The violence and vitriol of the recent protests outside Parliament – with elements of far-right hate, with signs of White Supremacy, taking advantage of disillusion, grifting disinformation - is a perfect example of that.

The Royal Commission told us we need hate speech laws, we need hate crime defined. NZ Police wants that.

That work is overdue. It is time our government acted as it promised to do. That is what compassion looks like.

We know too that what allows hate against our Muslim community, our ethnic and indigenous communities, is more insidious. It’s in media portrayals. It’s even in our own response as politicians when war or crisis happens. In who we sanction, who we shelter and help.

Our refugee quota has been mostly closed for the duration of pandemic. Refugees and the family reunification programme have not been fulfilled as the crises around the world have waged.

Today we call on our Government to commit to filling our refugee quota- including the numbers left behind since 2020, including families ripped apart by war and oppression in the name of the March 15 Shuhadah.

As we rightly fight to help Ukrainian refugees displaced by war – and it’s good to see the opposition support this one group of refugees - let’s remember to act evenly for Afghanistan, Palestine, Myanmar, Yemen, Syria, and Hong Kong. They too have been the victims of extremism, racism, war, and oppression. Covid has only made the plight of refugees, including refugees of colour, more difficult.
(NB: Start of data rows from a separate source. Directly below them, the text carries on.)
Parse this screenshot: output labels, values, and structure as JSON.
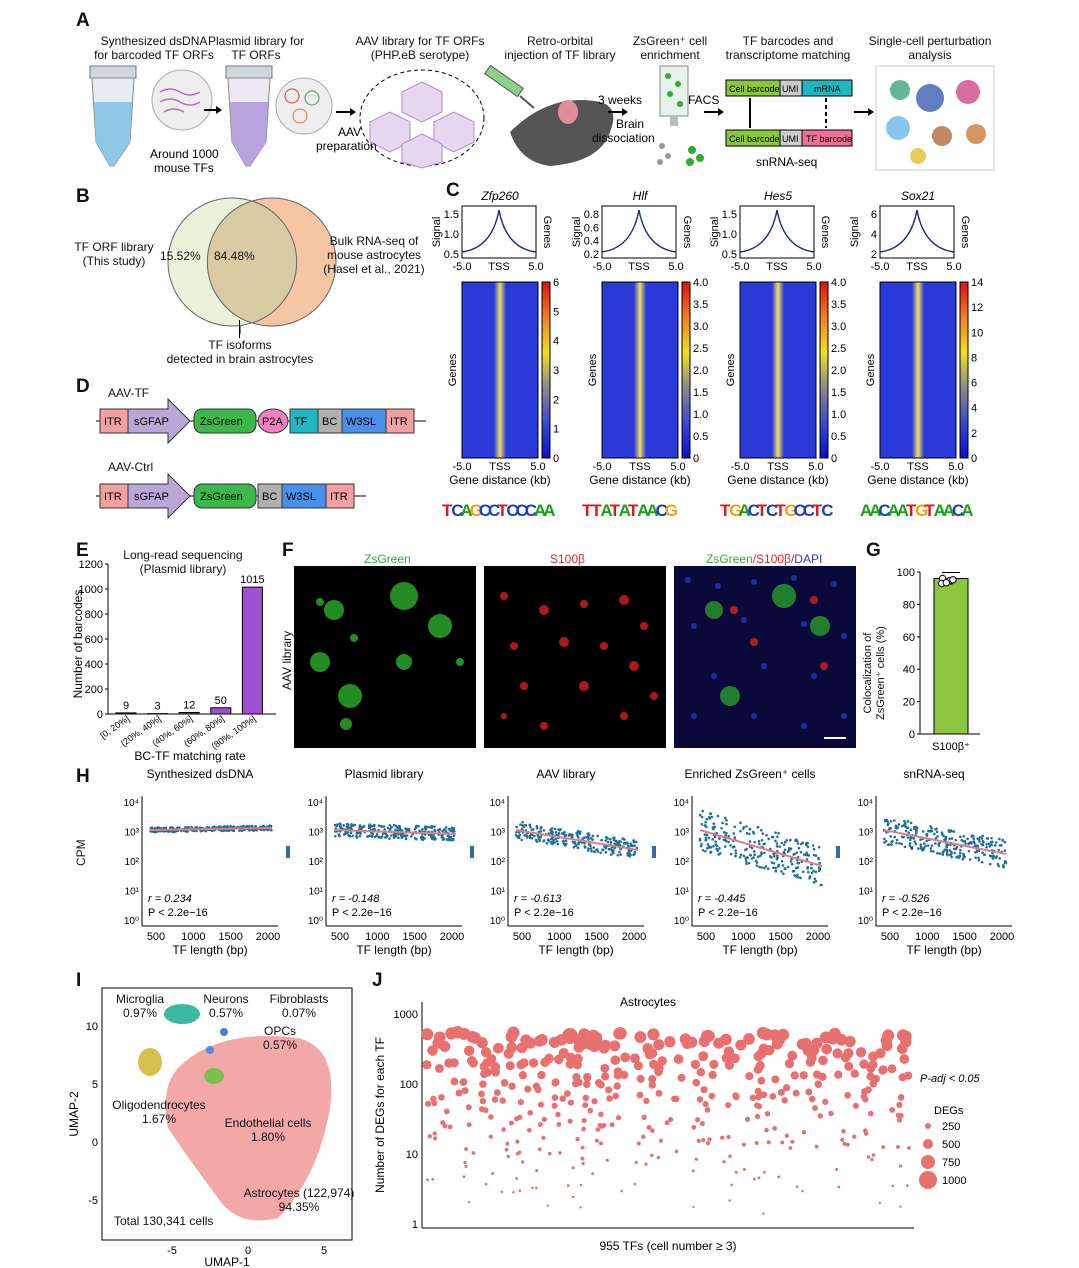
{
  "panelA": {
    "letter": "A",
    "step1": "Synthesized dsDNA\nfor barcoded TF ORFs",
    "step1_sub": "Around 1000\nmouse TFs",
    "step2": "Plasmid library for\nTF ORFs",
    "step3": "AAV library for TF ORFs\n(PHP.eB serotype)",
    "step3_sub": "AAV\npreparation",
    "step4": "Retro-orbital\ninjection of TF library",
    "step4_sub1": "3 weeks",
    "step4_sub2": "Brain\ndissociation",
    "step5": "ZsGreen⁺ cell\nenrichment",
    "step5_sub": "FACS",
    "step6": "TF barcodes and\ntranscriptome matching",
    "step6_cb1": "Cell barcode",
    "step6_umi1": "UMI",
    "step6_mrna": "mRNA",
    "step6_cb2": "Cell barcode",
    "step6_umi2": "UMI",
    "step6_tfbc": "TF barcode",
    "step6_sub": "snRNA-seq",
    "step7": "Single-cell perturbation\nanalysis"
  },
  "panelB": {
    "letter": "B",
    "left_label": "TF ORF library\n(This study)",
    "right_label": "Bulk RNA-seq of\nmouse astrocytes\n(Hasel et al., 2021)",
    "left_pct": "15.52%",
    "overlap_pct": "84.48%",
    "bottom_label": "TF isoforms\ndetected in brain astrocytes",
    "colors": {
      "left": "#e9f0d9",
      "right": "#f6c7a7",
      "overlap": "#d6c9a0"
    }
  },
  "panelC": {
    "letter": "C",
    "genes": [
      {
        "name": "Zfp260",
        "yticks": [
          "1.5",
          "1.0",
          "0.5"
        ],
        "cbar_ticks": [
          "6",
          "5",
          "4",
          "3",
          "2",
          "1",
          "0"
        ]
      },
      {
        "name": "Hlf",
        "yticks": [
          "0.8",
          "0.6",
          "0.4",
          "0.2"
        ],
        "cbar_ticks": [
          "4.0",
          "3.5",
          "3.0",
          "2.5",
          "2.0",
          "1.5",
          "1.0",
          "0.5",
          "0"
        ]
      },
      {
        "name": "Hes5",
        "yticks": [
          "1.5",
          "1.0",
          "0.5"
        ],
        "cbar_ticks": [
          "4.0",
          "3.5",
          "3.0",
          "2.5",
          "2.0",
          "1.5",
          "1.0",
          "0.5",
          "0"
        ]
      },
      {
        "name": "Sox21",
        "yticks": [
          "6",
          "4",
          "2"
        ],
        "cbar_ticks": [
          "14",
          "12",
          "10",
          "8",
          "6",
          "4",
          "2",
          "0"
        ]
      }
    ],
    "signal_label": "Signal",
    "genes_label": "Genes",
    "xticks": [
      "-5.0",
      "TSS",
      "5.0"
    ],
    "xlabel": "Gene distance (kb)",
    "motifs": [
      "TCAGCCTCCCAA",
      "TTATATAACG",
      "TGACTCTGCCTC",
      "AACAATGTAACA"
    ]
  },
  "panelD": {
    "letter": "D",
    "tf_title": "AAV-TF",
    "tf_parts": [
      "ITR",
      "sGFAP",
      "ZsGreen",
      "P2A",
      "TF",
      "BC",
      "W3SL",
      "ITR"
    ],
    "ctrl_title": "AAV-Ctrl",
    "ctrl_parts": [
      "ITR",
      "sGFAP",
      "ZsGreen",
      "BC",
      "W3SL",
      "ITR"
    ]
  },
  "panelE": {
    "letter": "E",
    "title": "Long-read sequencing\n(Plasmid library)",
    "ylabel": "Number of barcodes",
    "xlabel": "BC-TF matching rate",
    "yticks": [
      "1200",
      "1000",
      "800",
      "600",
      "400",
      "200",
      "0"
    ]
  },
  "panelF": {
    "letter": "F",
    "ch1": "ZsGreen",
    "ch2": "S100β",
    "ch3a": "ZsGreen",
    "ch3b": "/S100β",
    "ch3c": "/DAPI",
    "side": "AAV library"
  },
  "panelG": {
    "letter": "G",
    "ylabel": "Colocalization of\nZsGreen⁺ cells (%)",
    "xlabel": "S100β⁺",
    "yticks": [
      "100",
      "80",
      "60",
      "40",
      "20",
      "0"
    ],
    "value_pct": 96
  },
  "panelH": {
    "letter": "H",
    "ylabel": "CPM",
    "xlabel": "TF length (bp)",
    "xticks": [
      "500",
      "1000",
      "1500",
      "2000"
    ],
    "yticks": [
      "10⁴",
      "10³",
      "10²",
      "10¹",
      "10⁰"
    ],
    "panels": [
      {
        "title": "Synthesized dsDNA",
        "r": "r = 0.234",
        "p": "P < 2.2e−16"
      },
      {
        "title": "Plasmid library",
        "r": "r = -0.148",
        "p": "P < 2.2e−16"
      },
      {
        "title": "AAV library",
        "r": "r = -0.613",
        "p": "P < 2.2e−16"
      },
      {
        "title": "Enriched ZsGreen⁺ cells",
        "r": "r = -0.445",
        "p": "P < 2.2e−16"
      },
      {
        "title": "snRNA-seq",
        "r": "r = -0.526",
        "p": "P < 2.2e−16"
      }
    ]
  },
  "panelI": {
    "letter": "I",
    "labels": {
      "microglia": "Microglia\n0.97%",
      "neurons": "Neurons\n0.57%",
      "fibroblasts": "Fibroblasts\n0.07%",
      "opcs": "OPCs\n0.57%",
      "oligo": "Oligodendrocytes\n1.67%",
      "endo": "Endothelial cells\n1.80%",
      "astro": "Astrocytes (122,974)\n94.35%"
    },
    "total": "Total 130,341 cells",
    "xlabel": "UMAP-1",
    "ylabel": "UMAP-2",
    "xticks": [
      "-5",
      "0",
      "5"
    ],
    "yticks": [
      "10",
      "5",
      "0",
      "-5"
    ]
  },
  "panelJ": {
    "letter": "J",
    "title": "Astrocytes",
    "ylabel": "Number of DEGs for each TF",
    "xlabel": "955 TFs (cell number ≥ 3)",
    "yticks": [
      "1000",
      "100",
      "10",
      "1"
    ],
    "legend_title": "P-adj < 0.05",
    "legend_sub": "DEGs",
    "legend_items": [
      "250",
      "500",
      "750",
      "1000"
    ]
  },
  "chart_data": [
    {
      "type": "bar",
      "panel": "E",
      "title": "Long-read sequencing (Plasmid library)",
      "categories": [
        "[0, 20%]",
        "(20%, 40%]",
        "(40%, 60%]",
        "(60%, 80%]",
        "(80%, 100%]"
      ],
      "values": [
        9,
        3,
        12,
        50,
        1015
      ],
      "xlabel": "BC-TF matching rate",
      "ylabel": "Number of barcodes",
      "ylim": [
        0,
        1200
      ],
      "color": "#a050d0"
    },
    {
      "type": "bar",
      "panel": "G",
      "categories": [
        "S100β⁺"
      ],
      "values": [
        96
      ],
      "ylabel": "Colocalization of ZsGreen⁺ cells (%)",
      "ylim": [
        0,
        100
      ],
      "color": "#8cc63f"
    }
  ]
}
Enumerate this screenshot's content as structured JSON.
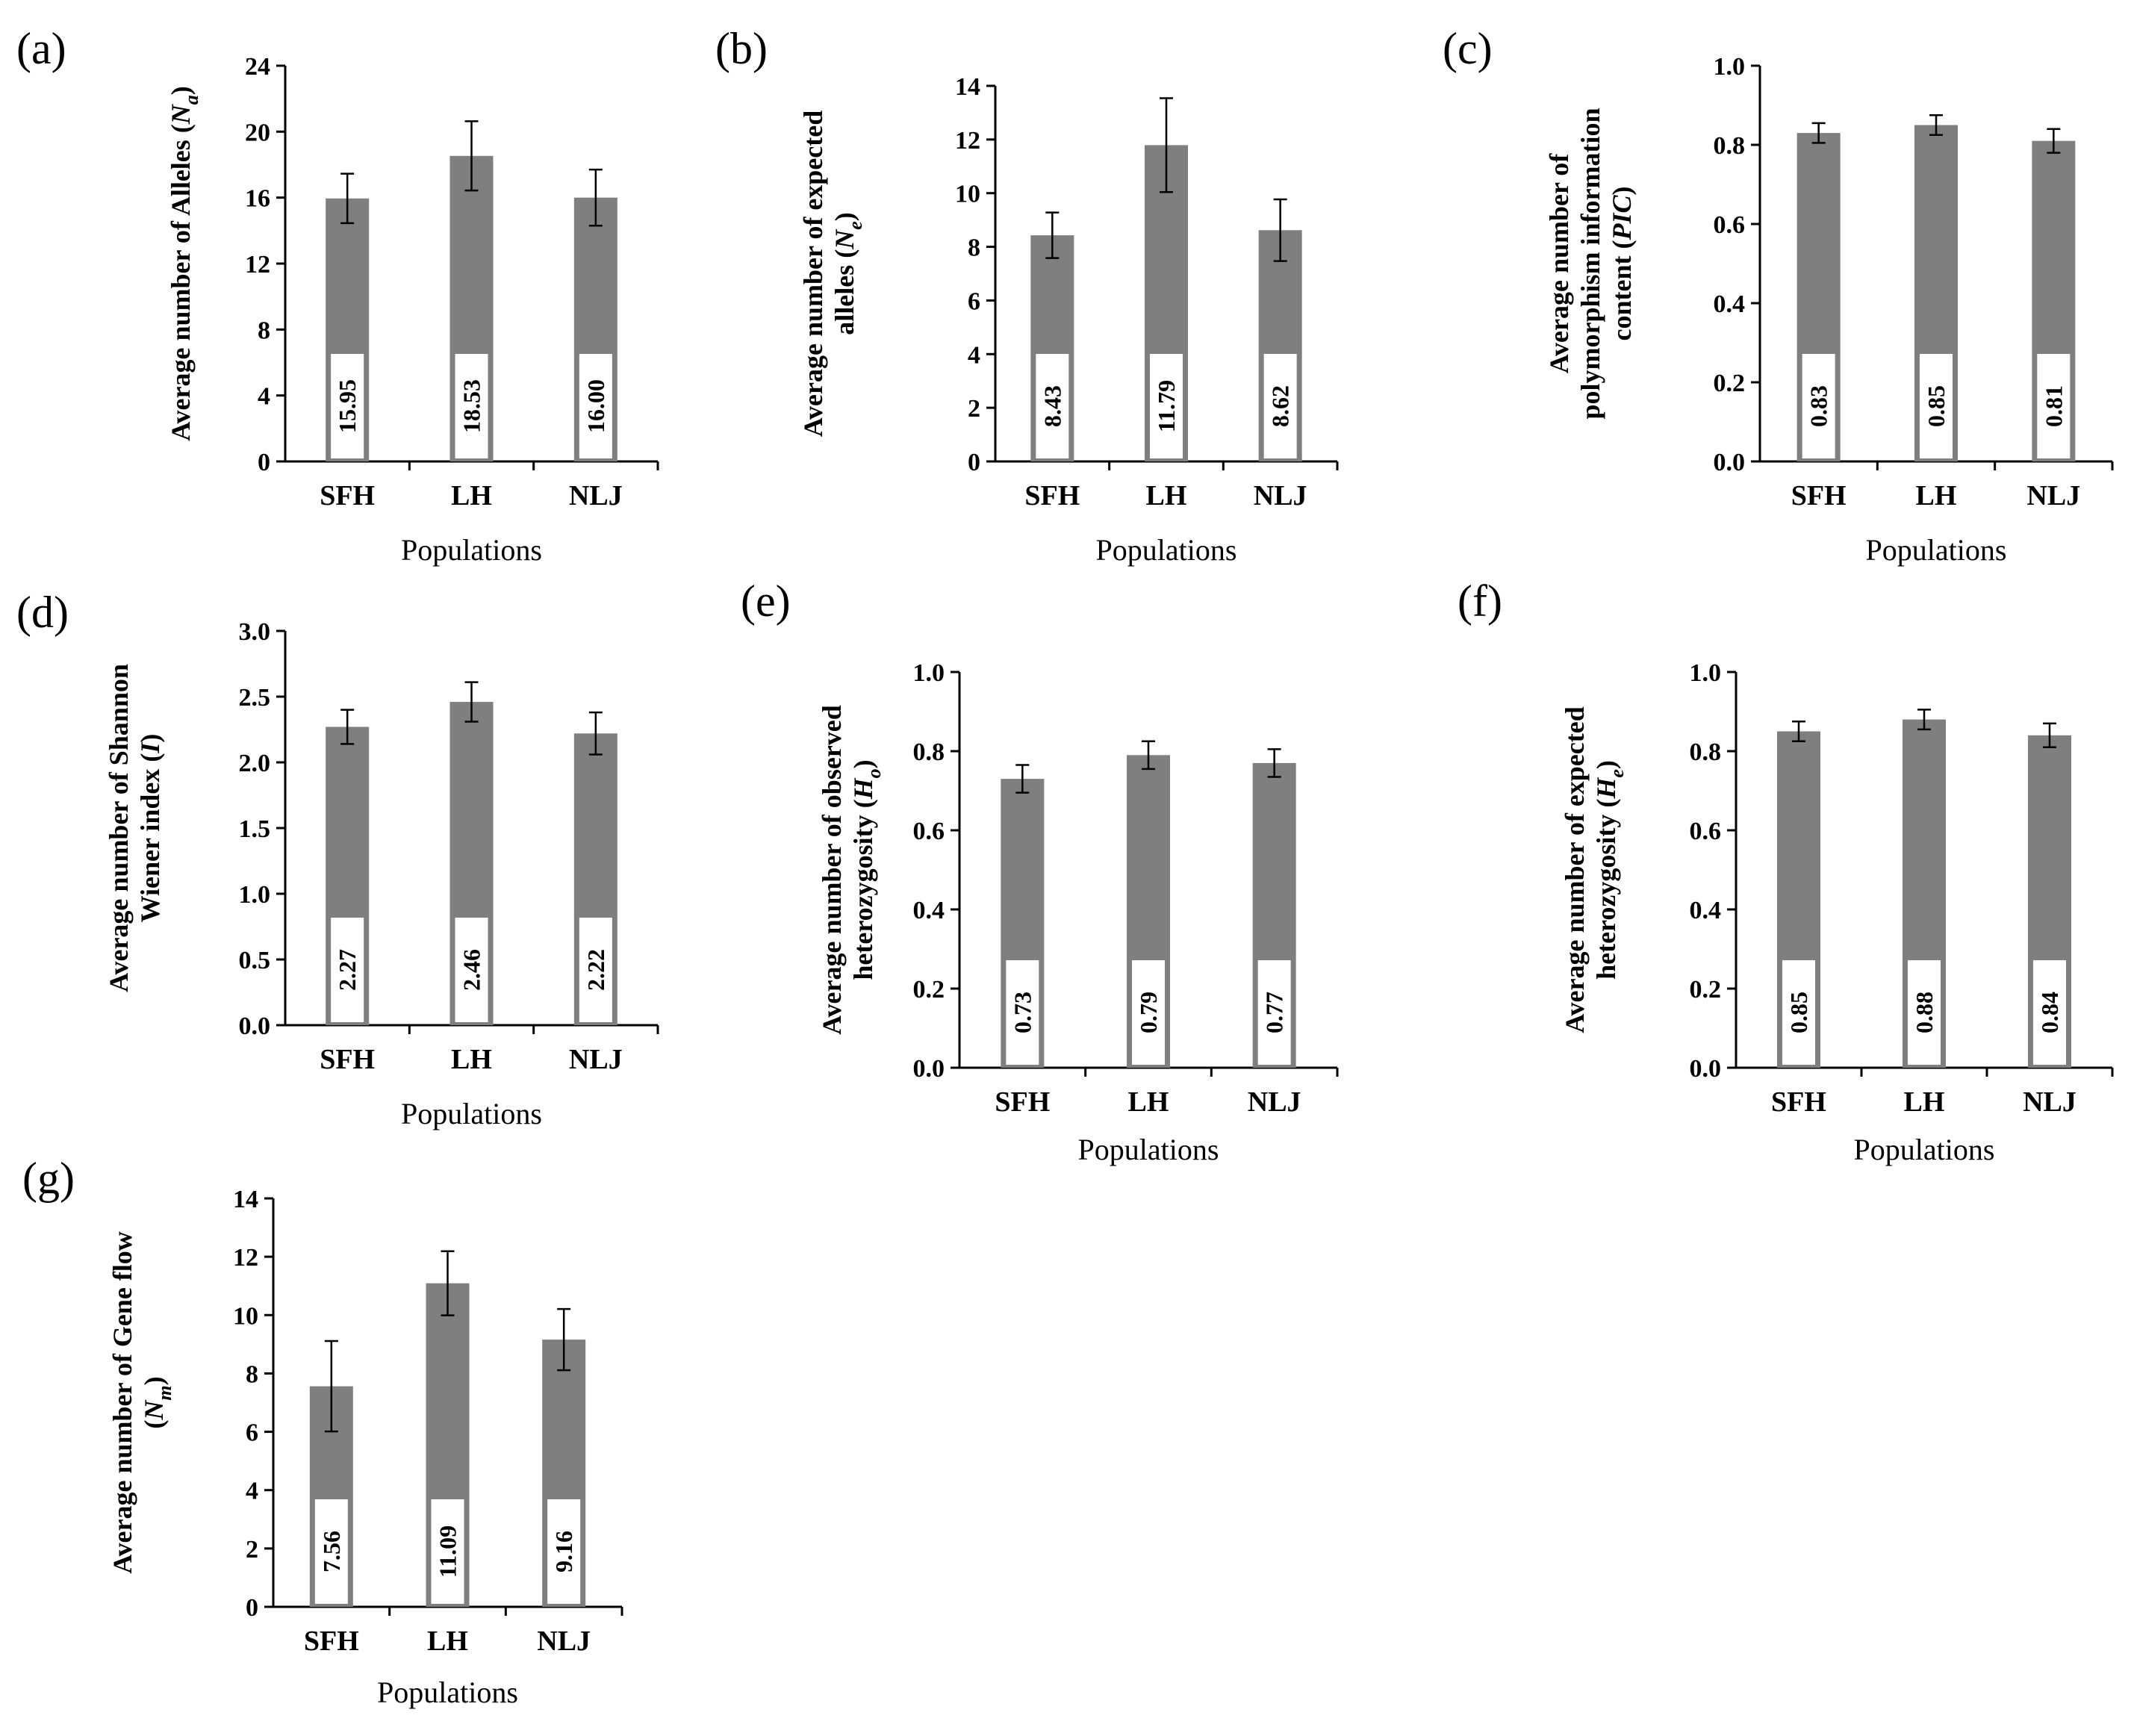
{
  "colors": {
    "bar": "#7f7f7f",
    "axis": "#000000",
    "label_box": "#ffffff"
  },
  "chart_data": [
    {
      "panel": "(a)",
      "type": "bar",
      "categories": [
        "SFH",
        "LH",
        "NLJ"
      ],
      "values": [
        15.95,
        18.53,
        16.0
      ],
      "value_labels": [
        "15.95",
        "18.53",
        "16.00"
      ],
      "errors": [
        1.5,
        2.1,
        1.7
      ],
      "ylim": [
        0,
        24
      ],
      "yticks": [
        "0",
        "4",
        "8",
        "12",
        "16",
        "20",
        "24"
      ],
      "xlabel": "Populations",
      "ylabel": [
        [
          {
            "t": "Average number of Alleles ("
          },
          {
            "t": "N",
            "i": true
          },
          {
            "t": "a",
            "i": true,
            "sub": true
          },
          {
            "t": ")"
          }
        ]
      ]
    },
    {
      "panel": "(b)",
      "type": "bar",
      "categories": [
        "SFH",
        "LH",
        "NLJ"
      ],
      "values": [
        8.43,
        11.79,
        8.62
      ],
      "value_labels": [
        "8.43",
        "11.79",
        "8.62"
      ],
      "errors": [
        0.85,
        1.75,
        1.15
      ],
      "ylim": [
        0,
        14
      ],
      "yticks": [
        "0",
        "2",
        "4",
        "6",
        "8",
        "10",
        "12",
        "14"
      ],
      "xlabel": "Populations",
      "ylabel": [
        [
          {
            "t": "Average number of expected"
          }
        ],
        [
          {
            "t": "alleles ("
          },
          {
            "t": "N",
            "i": true
          },
          {
            "t": "e",
            "i": true,
            "sub": true
          },
          {
            "t": ")"
          }
        ]
      ]
    },
    {
      "panel": "(c)",
      "type": "bar",
      "categories": [
        "SFH",
        "LH",
        "NLJ"
      ],
      "values": [
        0.83,
        0.85,
        0.81
      ],
      "value_labels": [
        "0.83",
        "0.85",
        "0.81"
      ],
      "errors": [
        0.025,
        0.025,
        0.03
      ],
      "ylim": [
        0,
        1.0
      ],
      "yticks": [
        "0.0",
        "0.2",
        "0.4",
        "0.6",
        "0.8",
        "1.0"
      ],
      "xlabel": "Populations",
      "ylabel": [
        [
          {
            "t": "Average number of"
          }
        ],
        [
          {
            "t": "polymorphism information"
          }
        ],
        [
          {
            "t": "content ("
          },
          {
            "t": "PIC",
            "i": true
          },
          {
            "t": ")"
          }
        ]
      ]
    },
    {
      "panel": "(d)",
      "type": "bar",
      "categories": [
        "SFH",
        "LH",
        "NLJ"
      ],
      "values": [
        2.27,
        2.46,
        2.22
      ],
      "value_labels": [
        "2.27",
        "2.46",
        "2.22"
      ],
      "errors": [
        0.13,
        0.15,
        0.16
      ],
      "ylim": [
        0,
        3.0
      ],
      "yticks": [
        "0.0",
        "0.5",
        "1.0",
        "1.5",
        "2.0",
        "2.5",
        "3.0"
      ],
      "xlabel": "Populations",
      "ylabel": [
        [
          {
            "t": "Average number of Shannon"
          }
        ],
        [
          {
            "t": "Wiener index ("
          },
          {
            "t": "I",
            "i": true
          },
          {
            "t": ")"
          }
        ]
      ]
    },
    {
      "panel": "(e)",
      "type": "bar",
      "categories": [
        "SFH",
        "LH",
        "NLJ"
      ],
      "values": [
        0.73,
        0.79,
        0.77
      ],
      "value_labels": [
        "0.73",
        "0.79",
        "0.77"
      ],
      "errors": [
        0.035,
        0.035,
        0.035
      ],
      "ylim": [
        0,
        1.0
      ],
      "yticks": [
        "0.0",
        "0.2",
        "0.4",
        "0.6",
        "0.8",
        "1.0"
      ],
      "xlabel": "Populations",
      "ylabel": [
        [
          {
            "t": "Average number of observed"
          }
        ],
        [
          {
            "t": "heterozygosity ("
          },
          {
            "t": "H",
            "i": true
          },
          {
            "t": "o",
            "i": true,
            "sub": true
          },
          {
            "t": ")"
          }
        ]
      ]
    },
    {
      "panel": "(f)",
      "type": "bar",
      "categories": [
        "SFH",
        "LH",
        "NLJ"
      ],
      "values": [
        0.85,
        0.88,
        0.84
      ],
      "value_labels": [
        "0.85",
        "0.88",
        "0.84"
      ],
      "errors": [
        0.025,
        0.025,
        0.03
      ],
      "ylim": [
        0,
        1.0
      ],
      "yticks": [
        "0.0",
        "0.2",
        "0.4",
        "0.6",
        "0.8",
        "1.0"
      ],
      "xlabel": "Populations",
      "ylabel": [
        [
          {
            "t": "Average number of expected"
          }
        ],
        [
          {
            "t": "heterozygosity ("
          },
          {
            "t": "H",
            "i": true
          },
          {
            "t": "e",
            "i": true,
            "sub": true
          },
          {
            "t": ")"
          }
        ]
      ]
    },
    {
      "panel": "(g)",
      "type": "bar",
      "categories": [
        "SFH",
        "LH",
        "NLJ"
      ],
      "values": [
        7.56,
        11.09,
        9.16
      ],
      "value_labels": [
        "7.56",
        "11.09",
        "9.16"
      ],
      "errors": [
        1.55,
        1.1,
        1.05
      ],
      "ylim": [
        0,
        14
      ],
      "yticks": [
        "0",
        "2",
        "4",
        "6",
        "8",
        "10",
        "12",
        "14"
      ],
      "xlabel": "Populations",
      "ylabel": [
        [
          {
            "t": "Average number of Gene flow"
          }
        ],
        [
          {
            "t": "("
          },
          {
            "t": "N",
            "i": true
          },
          {
            "t": "m",
            "i": true,
            "sub": true
          },
          {
            "t": ")"
          }
        ]
      ]
    }
  ]
}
So, Aotearoa says once again: Refugees are welcome here. That is what inclusion could look like.

The truth is that we, as politicians — and I mean on both sides of this House — are responsible for humanising our ethnic communities.

Our most vulnerable communities are hurt.

The people at those incredible vigils, three years ago, are watching. They will hold us to account. Their acts of love, their resolve, is the standard we have to hold ourselves to from now on.

We must show the rest of the world that love, peace, and compassion is a far stronger force than the forces of hate and division. We must shine the light into the shadows of racism and hatred that exist in pockets of our society- and act, really act against them. We must weave the incredible outpouring of love for our Muslim and migrant communities that we have seen over the last few year into the enduring fabric of our society.

 

Kia hora te marino.

May peace be widespread.

 

Kia whakapapa pounamu te moana.

May the ocean become like pounamu.

 

Aroha atu, aroha mai.

Give love, receive love.

 

Tātou ia tātou katoa.

Let us show respect for one another.